LNG demand also comes into play later in the year. Rubin noted that initial feed gas flows into the Plaquemines liquefied natural gas export terminal in Louisiana or Altamira LNG in Mexico may be rather inconsequential. However, the bullish sentiment alone could fuel prices. Altamira was expected to ship its first cargo this month.
The past week’s price action backs up this theory. Nymex futures swung wildly this week as Mountain Valley Pipeline neared startup, even though initial volumes were not expected to be anywhere close to the 2 Bcf/d of capacity.
“While fundamental impacts may remain minimal during the initial commissioning phase, the boost to sentiment from the first new LNG facilities coming online in two years may provide a sentiment boost – furthering risks of the Nymex rally overshooting to the high side,” Rubin said.
Weak California Basis
California markets were not immune to the rise in forward prices. However, soft basis pricing reflected a region that, despite a forecast to see scorching conditions in the coming weeks, continues to be well-supplied.
SoCal Citygate July basis fell 15.0 cents through the period to reach plus 9.5 cents, according to Forward Look. In Northern California, PG&E Citygate July basis dropped 11.5 cents to reach minus 6.9 cents.
For comparison, basis prices across the Lower 48 averaged less than a nickel lower from June 6-12.
RBN Energy LLC’s Lisa Shidler said California’s extensive renewable energy buildout and higher-than-normal hydropower resources were keeping a lid on power costs and by extension, natural gas demand.
The analyst noted that in February, a pair of “atmospheric rivers” – large, narrow sections of the atmosphere that carry moisture from the tropics near the equator to the poles – drenched California. This bolstered the hydroelectric power generation system by filling reservoirs and building up snowpack levels.
The California Department of Water Resources, which monitors conditions at 17 reservoirs, indicated that as of June 11, all but one reservoir was above the historical average for that date. Thirteen were at least 90% full.
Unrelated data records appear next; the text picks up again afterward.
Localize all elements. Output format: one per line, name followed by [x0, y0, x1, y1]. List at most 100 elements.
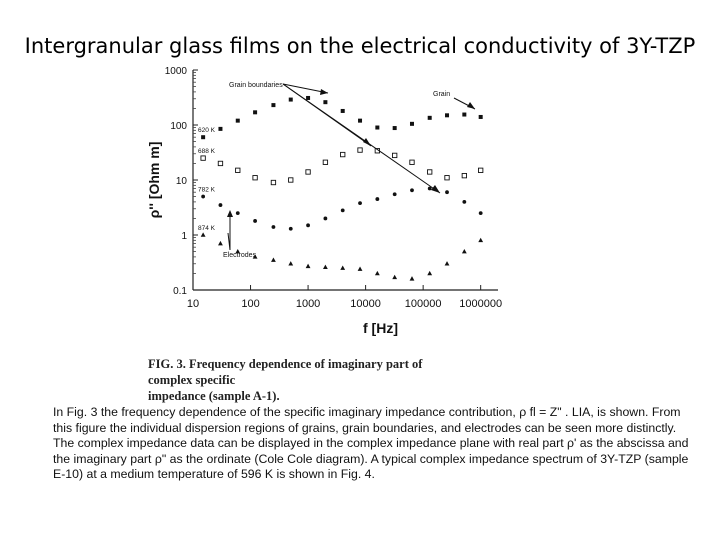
annotation-electrodes: Electrodes — [223, 252, 257, 259]
x-tick-label: 10000 — [350, 298, 381, 310]
slide-title: Intergranular glass films on the electri… — [24, 34, 696, 58]
point-874k — [200, 232, 206, 237]
x-axis-label: f [Hz] — [363, 320, 398, 336]
figure: 1000 100 10 1 0.1 10 100 1000 10000 100000 1000000… — [118, 58, 538, 393]
point-620k — [271, 103, 276, 108]
arrow-el-2 — [227, 232, 231, 251]
arrowhead-gb-3 — [431, 185, 440, 193]
point-874k — [427, 270, 433, 276]
point-620k — [445, 113, 450, 118]
body-paragraph: In Fig. 3 the frequency dependence of th… — [53, 405, 689, 482]
point-782k — [340, 208, 345, 213]
point-620k — [306, 95, 311, 100]
series-label: 688 K — [198, 148, 216, 155]
point-782k — [323, 216, 328, 221]
point-620k — [253, 110, 258, 115]
point-874k — [252, 254, 258, 259]
point-688k — [252, 175, 258, 181]
point-782k — [288, 226, 293, 231]
x-tick-label: 1000000 — [459, 298, 502, 310]
point-688k — [217, 160, 224, 167]
point-874k — [409, 276, 415, 281]
caption-line-2: impedance (sample A-1). — [148, 389, 280, 403]
point-874k — [392, 274, 398, 280]
point-782k — [462, 199, 467, 204]
point-620k — [288, 97, 293, 102]
point-782k — [478, 211, 483, 216]
point-688k — [357, 147, 363, 153]
point-874k — [218, 240, 223, 246]
y-axis-label: ρ'' [Ohm m] — [146, 142, 162, 219]
series-label: 620 K — [198, 127, 216, 134]
point-782k — [306, 223, 310, 228]
point-688k — [235, 167, 241, 173]
point-782k — [218, 203, 223, 207]
point-782k — [201, 194, 206, 199]
point-688k — [444, 175, 450, 181]
point-688k — [340, 151, 346, 158]
point-620k — [358, 118, 363, 123]
point-874k — [461, 248, 467, 254]
point-874k — [478, 237, 484, 243]
y-tick-label: 0.1 — [173, 286, 187, 297]
figure-caption: FIG. 3. Frequency dependence of imaginar… — [148, 356, 448, 404]
point-620k — [478, 114, 483, 119]
point-688k — [288, 177, 294, 183]
point-874k — [357, 266, 363, 271]
point-782k — [271, 225, 276, 229]
point-874k — [322, 264, 328, 269]
point-782k — [375, 197, 380, 201]
point-874k — [235, 248, 241, 254]
point-688k — [200, 155, 206, 161]
point-620k — [201, 135, 206, 140]
arrowhead-gb-1 — [320, 89, 328, 95]
point-688k — [322, 159, 329, 165]
arrow-gb-3 — [282, 83, 441, 194]
point-874k — [340, 265, 346, 270]
point-620k — [340, 108, 345, 113]
point-620k — [375, 125, 380, 130]
y-tick-label: 10 — [176, 176, 188, 187]
point-688k — [427, 169, 433, 175]
arrowhead-el-1 — [227, 210, 233, 217]
x-tick-label: 100000 — [405, 298, 442, 310]
point-782k — [235, 211, 240, 216]
point-782k — [427, 186, 432, 191]
arrowhead-grain — [467, 102, 475, 109]
point-782k — [445, 190, 449, 195]
caption-line-1: FIG. 3. Frequency dependence of imaginar… — [148, 357, 423, 387]
y-tick-label: 100 — [170, 121, 187, 132]
point-782k — [410, 188, 414, 193]
point-620k — [409, 121, 414, 126]
y-tick-label: 1000 — [165, 66, 188, 77]
point-782k — [358, 201, 362, 206]
point-688k — [270, 179, 277, 186]
point-688k — [305, 169, 311, 175]
series-label: 874 K — [198, 225, 216, 232]
point-688k — [461, 172, 467, 179]
point-620k — [235, 118, 240, 123]
point-688k — [392, 152, 398, 159]
arrowhead-gb-2 — [363, 138, 371, 146]
point-874k — [288, 261, 294, 266]
arrow-gb-1 — [282, 83, 329, 94]
point-620k — [392, 126, 397, 131]
series-label: 782 K — [198, 187, 216, 194]
point-782k — [392, 192, 397, 197]
point-620k — [218, 126, 223, 131]
y-tick-label: 1 — [181, 231, 187, 242]
x-tick-label: 100 — [241, 298, 259, 310]
point-688k — [409, 159, 415, 165]
point-620k — [323, 100, 328, 105]
point-874k — [271, 257, 276, 262]
point-620k — [462, 112, 467, 117]
point-874k — [305, 263, 311, 269]
x-tick-label: 10 — [187, 298, 199, 310]
point-688k — [478, 167, 484, 173]
point-782k — [253, 219, 257, 223]
point-620k — [427, 115, 432, 120]
point-874k — [374, 270, 380, 276]
annotation-grain: Grain — [433, 91, 450, 98]
x-tick-label: 1000 — [296, 298, 320, 310]
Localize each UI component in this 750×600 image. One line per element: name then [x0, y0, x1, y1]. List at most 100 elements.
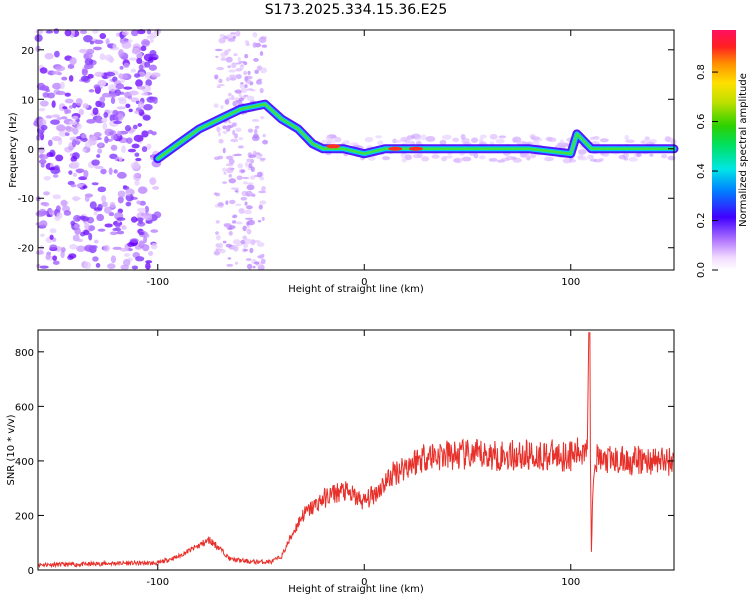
spectrogram-cell — [99, 96, 106, 103]
spectrogram-cell — [68, 253, 77, 259]
spectrogram-cell — [246, 205, 253, 210]
spectrogram-cell — [238, 93, 242, 97]
y-tick-label: 600 — [15, 402, 34, 413]
colorbar-gradient — [712, 30, 736, 270]
ridge-hotspot — [326, 144, 341, 149]
spectrogram-cell — [48, 209, 55, 216]
spectrogram-cell — [488, 157, 498, 162]
spectrogram-cell — [105, 38, 110, 45]
spectrogram-x-label: Height of straight line (km) — [288, 284, 424, 295]
spectrogram-cell — [512, 138, 518, 143]
spectrogram-cell — [79, 215, 86, 220]
spectrogram-cell — [117, 190, 126, 198]
spectrogram-cell — [453, 157, 463, 164]
spectrogram-cell — [116, 106, 126, 110]
spectrogram-cell — [134, 152, 140, 157]
spectrogram-cell — [55, 90, 66, 96]
spectrogram-cell — [101, 92, 111, 98]
spectrogram-cell — [445, 155, 453, 159]
spectrogram-cell — [404, 154, 412, 161]
spectrogram-cell — [38, 107, 46, 112]
spectrogram-cell — [248, 162, 253, 169]
spectrogram-cell — [40, 124, 48, 131]
spectrogram-cell — [350, 142, 359, 146]
spectrogram-cell — [148, 251, 154, 256]
spectrogram-cell — [93, 84, 101, 90]
spectrogram-cell — [100, 81, 106, 87]
spectrogram-cell — [138, 231, 145, 236]
spectrogram-cell — [244, 53, 249, 59]
x-tick-label: 0 — [361, 277, 367, 288]
spectrogram-cell — [262, 133, 266, 138]
spectrogram-cell — [144, 205, 149, 214]
spectrogram-cell — [226, 34, 233, 38]
snr-x-ticks: -100 0 100 — [146, 330, 580, 588]
spectrogram-cell — [240, 87, 248, 94]
spectrogram-cell — [92, 107, 99, 115]
spectrogram-cell — [51, 100, 56, 108]
spectrogram-cell — [236, 175, 243, 181]
spectrogram-cell — [244, 238, 252, 245]
spectrogram-cell — [129, 238, 139, 243]
colorbar-tick-label: 0.0 — [696, 262, 707, 278]
spectrogram-cell — [479, 137, 484, 143]
spectrogram-cell — [122, 185, 128, 189]
spectrogram-cell — [231, 220, 237, 224]
spectrogram-cell — [45, 30, 54, 34]
spectrogram-cell — [250, 175, 256, 180]
spectrogram-cell — [73, 214, 82, 222]
spectrogram-cell — [141, 244, 150, 252]
spectrogram-cell — [222, 181, 227, 184]
spectrogram-cell — [39, 67, 48, 74]
spectrogram-cell — [243, 243, 249, 249]
spectrogram-cell — [95, 262, 101, 268]
colorbar-tick-label: 0.6 — [696, 114, 707, 130]
spectrogram-cell — [235, 30, 241, 37]
spectrogram-cell — [260, 67, 267, 74]
spectrogram-cell — [99, 53, 106, 61]
spectrogram-cell — [215, 220, 220, 224]
spectrogram-cell — [60, 250, 65, 259]
spectrogram-cell — [109, 231, 118, 236]
spectrogram-cell — [62, 106, 68, 110]
spectrogram-cell — [131, 265, 139, 270]
spectrogram-cell — [73, 223, 81, 229]
spectrogram-cell — [132, 124, 138, 130]
spectrogram-cell — [498, 135, 507, 139]
spectrogram-cell — [82, 185, 88, 189]
spectrogram-cell — [50, 119, 60, 125]
spectrogram-cell — [96, 115, 102, 123]
spectrogram-cell — [94, 71, 104, 77]
spectrogram-cell — [108, 84, 118, 92]
spectrogram-cell — [217, 127, 221, 132]
spectrogram-cell — [94, 165, 104, 170]
spectrogram-cell — [98, 142, 103, 148]
spectrogram-cell — [141, 146, 148, 153]
spectrogram-cell — [91, 159, 100, 166]
spectrogram-cell — [255, 125, 260, 129]
spectrogram-cell — [343, 140, 351, 145]
spectrogram-cell — [45, 88, 51, 93]
spectrogram-cell — [103, 244, 110, 252]
spectrogram-cell — [512, 157, 523, 163]
spectrogram-cell — [576, 155, 587, 159]
spectrogram-cell — [232, 214, 238, 219]
spectrogram-cell — [245, 190, 253, 197]
spectrogram-cell — [246, 88, 254, 91]
spectrogram-cell — [577, 149, 587, 155]
spectrogram-cell — [245, 161, 249, 168]
spectrogram-cell — [70, 156, 77, 163]
spectrogram-cell — [128, 108, 133, 113]
spectrogram-cell — [64, 29, 72, 37]
spectrogram-cell — [224, 98, 230, 105]
spectrogram-cell — [34, 34, 43, 42]
spectrogram-cell — [131, 29, 139, 37]
y-tick-label: -10 — [18, 194, 34, 205]
spectrogram-cell — [227, 65, 232, 69]
spectrogram-cell — [43, 191, 50, 196]
spectrogram-cell — [145, 233, 150, 238]
spectrogram-cell — [137, 186, 148, 194]
spectrogram-cell — [147, 129, 153, 135]
spectrogram-cell — [226, 263, 234, 267]
spectrogram-cell — [592, 135, 600, 140]
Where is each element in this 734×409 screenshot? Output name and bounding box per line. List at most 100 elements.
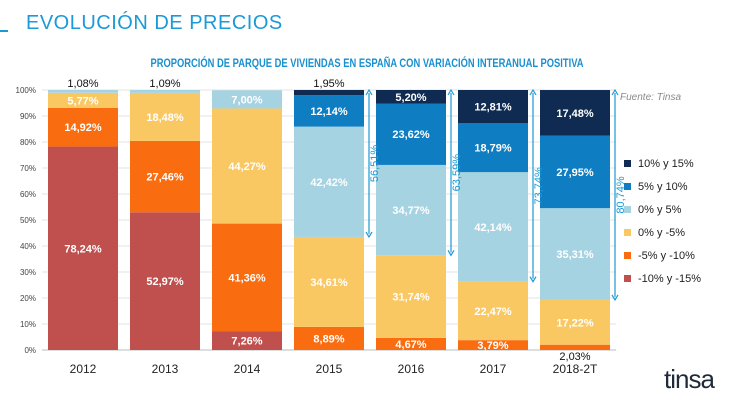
- data-label: 2,03%: [559, 351, 590, 363]
- x-tick-label: 2012: [70, 362, 97, 376]
- legend-item: -5% y -10%: [624, 244, 701, 267]
- share-bracket-arrow-bottom: [447, 250, 455, 257]
- data-label: 4,67%: [395, 339, 426, 351]
- legend-swatch: [624, 160, 631, 167]
- legend-item: 10% y 15%: [624, 152, 701, 175]
- page-title: EVOLUCIÓN DE PRECIOS: [26, 12, 283, 34]
- share-bracket-arrow-bottom: [529, 276, 537, 283]
- data-label: 1,08%: [67, 78, 98, 90]
- legend-label: -5% y -10%: [638, 249, 695, 262]
- bar-segment: [130, 92, 200, 141]
- legend-item: 5% y 10%: [624, 175, 701, 198]
- data-label: 5,77%: [67, 95, 98, 107]
- bar-segment: [48, 107, 118, 147]
- bar-segment: [48, 92, 118, 108]
- data-label: 23,62%: [392, 129, 430, 141]
- share-bracket-arrow-top: [611, 88, 619, 96]
- legend-swatch: [624, 252, 631, 259]
- bar-segment: [294, 89, 364, 96]
- y-tick-label: 0%: [24, 346, 36, 355]
- data-label: 18,79%: [474, 143, 512, 155]
- bar-segment: [212, 331, 282, 350]
- chart-title: PROPORCIÓN DE PARQUE DE VIVIENDAS EN ESP…: [150, 56, 584, 70]
- bar-segment: [294, 326, 364, 350]
- y-tick-label: 30%: [20, 268, 36, 277]
- data-label: 31,74%: [392, 292, 430, 304]
- data-label: 42,42%: [310, 177, 348, 189]
- data-label: 18,48%: [146, 112, 184, 124]
- x-tick-label: 2013: [152, 362, 179, 376]
- data-label: 34,77%: [392, 205, 430, 217]
- tinsa-logo: tinsa: [664, 364, 715, 394]
- bar-segment: [48, 89, 118, 93]
- bar-segment: [294, 95, 364, 127]
- legend-label: 10% y 15%: [638, 157, 694, 170]
- data-label: 27,46%: [146, 172, 184, 184]
- y-tick-label: 20%: [20, 294, 36, 303]
- legend-swatch: [624, 183, 631, 190]
- bar-segment: [376, 90, 446, 104]
- legend-label: 0% y 5%: [638, 203, 682, 216]
- bar-segment: [540, 344, 610, 350]
- data-label: 35,31%: [556, 249, 594, 261]
- legend-swatch: [624, 275, 631, 282]
- x-tick-label: 2016: [398, 362, 425, 376]
- bar-segment: [376, 337, 446, 350]
- bar-segment: [540, 299, 610, 345]
- share-bracket-arrow-top: [529, 88, 537, 96]
- y-tick-label: 50%: [20, 216, 36, 225]
- y-tick-label: 60%: [20, 190, 36, 199]
- legend-item: 0% y 5%: [624, 198, 701, 221]
- source-note: Fuente: Tinsa: [620, 92, 682, 103]
- x-tick-label: 2018-2T: [553, 362, 598, 376]
- data-label: 22,47%: [474, 306, 512, 318]
- bar-segment: [458, 123, 528, 173]
- data-label: 7,26%: [231, 336, 262, 348]
- data-label: 14,92%: [64, 122, 102, 134]
- y-tick-label: 10%: [20, 320, 36, 329]
- data-label: 12,81%: [474, 102, 512, 114]
- y-tick-label: 70%: [20, 164, 36, 173]
- x-tick-label: 2017: [480, 362, 507, 376]
- bar-segment: [540, 208, 610, 300]
- share-bracket-arrow-bottom: [365, 231, 373, 239]
- legend-swatch: [624, 206, 631, 213]
- data-label: 17,48%: [556, 108, 594, 120]
- bar-segment: [458, 340, 528, 350]
- share-label: 56,51%: [369, 145, 381, 183]
- bar-segment: [458, 281, 528, 341]
- data-label: 17,22%: [556, 317, 594, 329]
- share-bracket-arrow-top: [365, 88, 373, 96]
- share-label: 73,74%: [533, 167, 545, 205]
- legend-item: -10% y -15%: [624, 267, 701, 290]
- data-label: 42,14%: [474, 222, 512, 234]
- data-label: 41,36%: [228, 272, 266, 284]
- bar-segment: [212, 108, 282, 224]
- data-label: 1,09%: [149, 78, 180, 90]
- bar-segment: [458, 90, 528, 124]
- bar-segment: [294, 236, 364, 327]
- bar-segment: [130, 212, 200, 350]
- legend-label: 5% y 10%: [638, 180, 688, 193]
- bar-segment: [212, 223, 282, 332]
- legend-item: 0% y -5%: [624, 221, 701, 244]
- y-tick-label: 40%: [20, 242, 36, 251]
- bar-segment: [540, 135, 610, 209]
- data-label: 78,24%: [64, 243, 102, 255]
- data-label: 27,95%: [556, 167, 594, 179]
- bar-segment: [376, 164, 446, 256]
- data-label: 34,61%: [310, 277, 348, 289]
- bar-segment: [294, 126, 364, 237]
- share-bracket-arrow-bottom: [611, 294, 619, 302]
- share-bracket-arrow-top: [447, 88, 455, 96]
- data-label: 52,97%: [146, 276, 184, 288]
- bar-segment: [130, 140, 200, 213]
- x-tick-label: 2015: [316, 362, 343, 376]
- bar-segment: [48, 146, 118, 350]
- y-tick-label: 90%: [20, 112, 36, 121]
- data-label: 7,00%: [231, 94, 262, 106]
- legend-label: -10% y -15%: [638, 272, 701, 285]
- bar-segment: [376, 103, 446, 165]
- bar-segment: [540, 90, 610, 136]
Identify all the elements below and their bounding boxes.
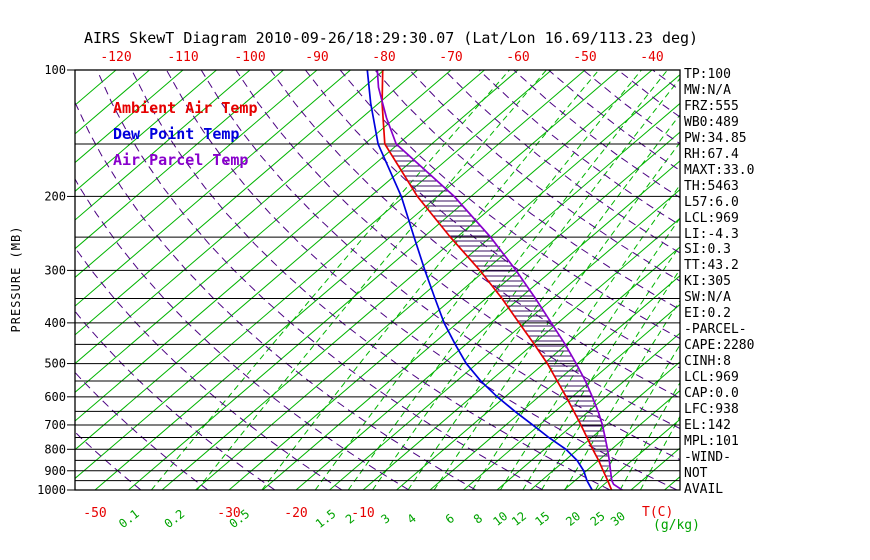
stat-line: TT:43.2 <box>684 258 739 274</box>
mixing-ratio-label: 20 <box>563 509 583 529</box>
ambient-temp-curve <box>381 70 613 490</box>
top-temp-label: -110 <box>167 50 198 65</box>
plot-field <box>75 70 680 490</box>
stat-line: PW:34.85 <box>684 130 747 146</box>
plot-border <box>74 69 681 491</box>
stat-line: LFC:938 <box>684 402 739 418</box>
stat-line: CAPE:2280 <box>684 338 755 354</box>
stat-line: CINH:8 <box>684 354 731 370</box>
stat-line: MPL:101 <box>684 433 739 449</box>
mixing-ratio-lines <box>151 70 680 490</box>
pressure-tick-label: 700 <box>44 418 66 432</box>
stat-line: -PARCEL- <box>684 322 747 338</box>
bottom-temp-label: -10 <box>351 506 374 521</box>
stat-line: KI:305 <box>684 274 731 290</box>
mixing-ratio-label: 15 <box>532 509 552 529</box>
dew-point-curve <box>366 70 593 490</box>
pressure-tick-label: 100 <box>44 63 66 77</box>
pressure-tick-label: 1000 <box>37 483 66 497</box>
stat-line: MW:N/A <box>684 82 731 98</box>
stat-line: -WIND- <box>684 449 731 465</box>
mixing-ratio-label: 25 <box>588 509 608 529</box>
stat-line: SW:N/A <box>684 290 731 306</box>
pressure-axis-label: PRESSURE (MB) <box>9 225 23 333</box>
stat-line: EI:0.2 <box>684 306 731 322</box>
top-temp-label: -90 <box>305 50 328 65</box>
top-temp-label: -80 <box>372 50 395 65</box>
stat-line: MAXT:33.0 <box>684 162 755 178</box>
air-parcel-curve <box>376 70 624 490</box>
bottom-temp-label: -50 <box>83 506 106 521</box>
pressure-tick-label: 800 <box>44 442 66 456</box>
bottom-temp-label: -20 <box>284 506 307 521</box>
stat-line: AVAIL <box>684 481 724 497</box>
mixing-ratio-label: 0.1 <box>116 507 142 531</box>
stat-line: LCL:969 <box>684 210 739 226</box>
pressure-tick-label: 400 <box>44 316 66 330</box>
stat-line: LCL:969 <box>684 370 739 386</box>
stat-line: CAP:0.0 <box>684 386 739 402</box>
pressure-tick-label: 900 <box>44 464 66 478</box>
top-temp-label: -120 <box>100 50 131 65</box>
top-temp-label: -100 <box>234 50 265 65</box>
stat-line: NOT <box>684 465 708 481</box>
stat-line: EL:142 <box>684 417 731 433</box>
legend-air-parcel-temp: Air Parcel Temp <box>113 151 249 169</box>
stat-line: RH:67.4 <box>684 146 739 162</box>
legend-ambient-air-temp: Ambient Air Temp <box>113 99 258 117</box>
stat-line: LI:-4.3 <box>684 226 739 242</box>
pressure-tick-label: 600 <box>44 390 66 404</box>
mixing-ratio-label: 1.5 <box>313 507 339 531</box>
stat-line: TH:5463 <box>684 178 739 194</box>
mixratio-unit-label: (g/kg) <box>653 518 700 533</box>
mixing-ratio-label: 30 <box>608 509 628 529</box>
top-temp-label: -40 <box>640 50 663 65</box>
chart-title: AIRS SkewT Diagram 2010-09-26/18:29:30.0… <box>84 29 699 47</box>
pressure-tick-label: 500 <box>44 357 66 371</box>
legend-dew-point-temp: Dew Point Temp <box>113 125 240 143</box>
stat-line: TP:100 <box>684 67 731 82</box>
pressure-lines <box>75 70 680 490</box>
mixing-ratio-label: 6 <box>443 511 457 526</box>
stat-line: SI:0.3 <box>684 242 731 258</box>
top-temp-label: -60 <box>506 50 529 65</box>
stat-line: FRZ:555 <box>684 98 739 114</box>
stat-line: WB0:489 <box>684 114 739 130</box>
bottom-temp-label: -30 <box>217 506 240 521</box>
stat-line: L57:6.0 <box>684 194 739 210</box>
mixing-ratio-label: 10 <box>490 509 510 529</box>
mixing-ratio-label: 0.2 <box>162 507 188 531</box>
mixing-ratio-label: 4 <box>404 511 418 526</box>
top-temp-label: -50 <box>573 50 596 65</box>
mixing-ratio-label: 8 <box>471 511 485 526</box>
stats-panel: TP:100 MW:N/A FRZ:555 WB0:489 PW:34.85 RH:67.… <box>684 67 754 498</box>
pressure-tick-label: 200 <box>44 189 66 203</box>
top-temp-label: -70 <box>439 50 462 65</box>
temp-unit-label: T(C) <box>642 505 674 520</box>
pressure-tick-label: 300 <box>44 263 66 277</box>
cape-hatch <box>386 145 612 477</box>
dry-adiabat-lines <box>75 70 680 490</box>
mixing-ratio-label: 12 <box>509 509 529 529</box>
mixing-ratio-label: 3 <box>378 511 392 526</box>
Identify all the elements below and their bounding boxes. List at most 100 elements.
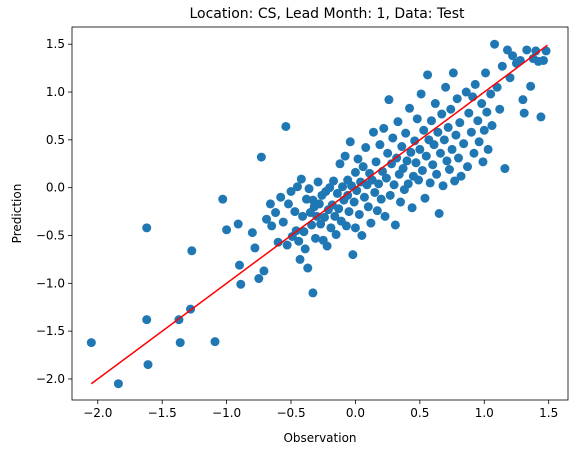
scatter-point (290, 207, 300, 217)
scatter-point (439, 135, 449, 145)
scatter-point (256, 152, 266, 162)
scatter-point (412, 114, 422, 124)
scatter-point (402, 156, 412, 166)
scatter-point (455, 118, 465, 128)
scatter-point (464, 108, 474, 118)
scatter-point (218, 194, 228, 204)
scatter-point (481, 68, 491, 78)
scatter-point (300, 244, 310, 254)
x-axis: −2.0 −1.5 −1.0 −0.5 0.0 0.5 1.0 1.5 (83, 400, 558, 420)
scatter-point (376, 194, 386, 204)
scatter-point (526, 81, 536, 91)
scatter-point (381, 173, 391, 183)
scatter-point (331, 230, 341, 240)
scatter-point (372, 206, 382, 216)
scatter-point (374, 179, 384, 189)
scatter-point (453, 153, 463, 163)
scatter-point (428, 160, 438, 170)
scatter-point (273, 237, 283, 247)
scatter-point (314, 199, 324, 209)
scatter-point (325, 183, 335, 193)
scatter-point (430, 99, 440, 109)
scatter-point (316, 219, 326, 229)
scatter-point (353, 154, 363, 164)
scatter-point (341, 221, 351, 231)
scatter-point (143, 360, 153, 370)
scatter-point (357, 230, 367, 240)
scatter-point (340, 151, 350, 161)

A good example is Lake Oroville in Northern California, which was at 100% capacity and at 127% of the historical average, Shidler noted. As important, historically low water levels at this reservoir in 2021 forced the shutdown of the Edward Hyatt Power Plant. It was the first time it had done so since opening in 1967.
“Water levels are marginally higher than a year ago but up 16% from 2022,” Shidler said. Hydropower is expected to account for about 14% of California’s electricity generation in 2024, around the historical average, according to EIA.
In July 2021, EIA pegged hydropower making up only 6% of California’s power load.
Still, Shidler added that “while California is adding plenty of renewable generation, any downturn in hydropower brought on by a return of drought-like conditions could quickly complicate things.”